My husband could shoot his guns off the front porch if he wanted, though he always got out in the front yard and used a picnic table as a rest. He could get in I think 500 yard shots to sight in his rifles....he could shoot his bows in the front yard as well...it was the ideal for us.
I got to stay home while he first got a job at a local college, and from there a lumber yard, and then he got to go to a vocational school and learn to weld. Well, being a little older than the students out of high school, he got along real well with his teacher who was a wonderful man.
There was also machine shop classes taught there--and it had a remedial course it taught two nights a week for people that needed refresher courses.
Roger talked to that teacher and he agreed to let Roger come and set in on those...he would not get credit or anything but he would still have some knowledge of lathes, etc. So he really took advantage of everything he could there and it has served him well throughout his life.
I do not know what the hold is that this place has over me...most of the time autumn makes me so homesick for it. And I dream about it...not as often as I used to, but often enough. And I don't like to wake from the dreams. I always try to go back to sleep and dream more. There is just a feel to the place...it has always had a hold over me.

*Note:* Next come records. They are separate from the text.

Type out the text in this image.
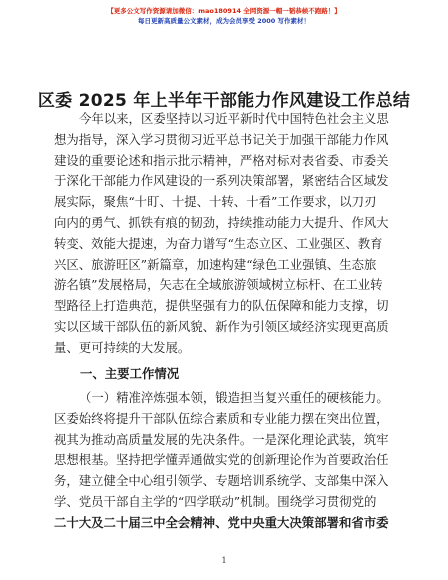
【更多公文写作资源请加微信：mao180914 全网资源一帽一韬恭候不跑路！】
每日更新高质量公文素材，成为会员享受 2000 写作素材！
区委 2025 年上半年干部能力作风建设工作总结
今年以来，区委坚持以习近平新时代中国特色社会主义思
想为指导，深入学习贯彻习近平总书记关于加强干部能力作风
建设的重要论述和指示批示精神，严格对标对表省委、市委关
于深化干部能力作风建设的一系列决策部署，紧密结合区域发
展实际，聚焦“十盯、十提、十转、十看”工作要求，以刀刃
向内的勇气、抓铁有痕的韧劲，持续推动能力大提升、作风大
转变、效能大提速，为奋力谱写“生态立区、工业强区、教育
兴区、旅游旺区”新篇章，加速构建“绿色工业强镇、生态旅
游名镇”发展格局，矢志在全域旅游领域树立标杆、在工业转
型路径上打造典范，提供坚强有力的队伍保障和能力支撑，切
实以区域干部队伍的新风貌、新作为引领区域经济实现更高质
量、更可持续的大发展。
一、主要工作情况
（一）精准淬炼强本领，锻造担当复兴重任的硬核能力。
区委始终将提升干部队伍综合素质和专业能力摆在突出位置，
视其为推动高质量发展的先决条件。一是深化理论武装，筑牢
思想根基。坚持把学懂弄通做实党的创新理论作为首要政治任
务，建立健全中心组引领学、专题培训系统学、支部集中深入
学、党员干部自主学的“四学联动”机制。围绕学习贯彻党的
二十大及二十届三中全会精神、党中央重大决策部署和省市委
1
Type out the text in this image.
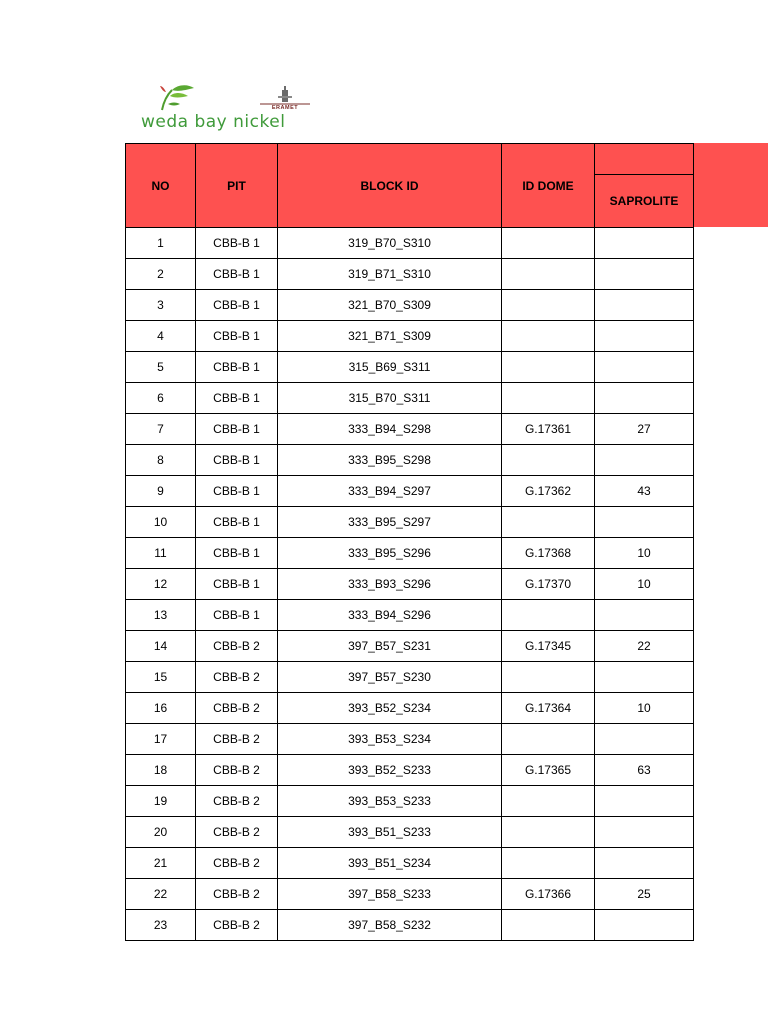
ERAMET
weda bay nickel
NO	PIT	BLOCK ID	ID DOME	
				SAPROLITE
1	CBB-B 1	319_B70_S310		
2	CBB-B 1	319_B71_S310		
3	CBB-B 1	321_B70_S309		
4	CBB-B 1	321_B71_S309		
5	CBB-B 1	315_B69_S311		
6	CBB-B 1	315_B70_S311		
7	CBB-B 1	333_B94_S298	G.17361	27
8	CBB-B 1	333_B95_S298		
9	CBB-B 1	333_B94_S297	G.17362	43
10	CBB-B 1	333_B95_S297		
11	CBB-B 1	333_B95_S296	G.17368	10
12	CBB-B 1	333_B93_S296	G.17370	10
13	CBB-B 1	333_B94_S296		
14	CBB-B 2	397_B57_S231	G.17345	22
15	CBB-B 2	397_B57_S230		
16	CBB-B 2	393_B52_S234	G.17364	10
17	CBB-B 2	393_B53_S234		
18	CBB-B 2	393_B52_S233	G.17365	63
19	CBB-B 2	393_B53_S233		
20	CBB-B 2	393_B51_S233		
21	CBB-B 2	393_B51_S234		
22	CBB-B 2	397_B58_S233	G.17366	25
23	CBB-B 2	397_B58_S232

When we were kids, the owners of this place lived in Michigan and we mowed the yard for them. I loved having that excuse to go up there and go in the house. It never seemed to get hot enough to matter in the summer...about all we ever did when we lived there was open the window in our bedroom and open the back door. The cool air coming off that mountain cooled everything out.
Enough reminiscing--I need to go feed Clover, whose eyes opened today.
ETA: I don't know what I was thinking last night--apparently I wasn't thinking. Neal was not born up the holler from the barn--he and I were the only two of all us kids that were born in a hospital.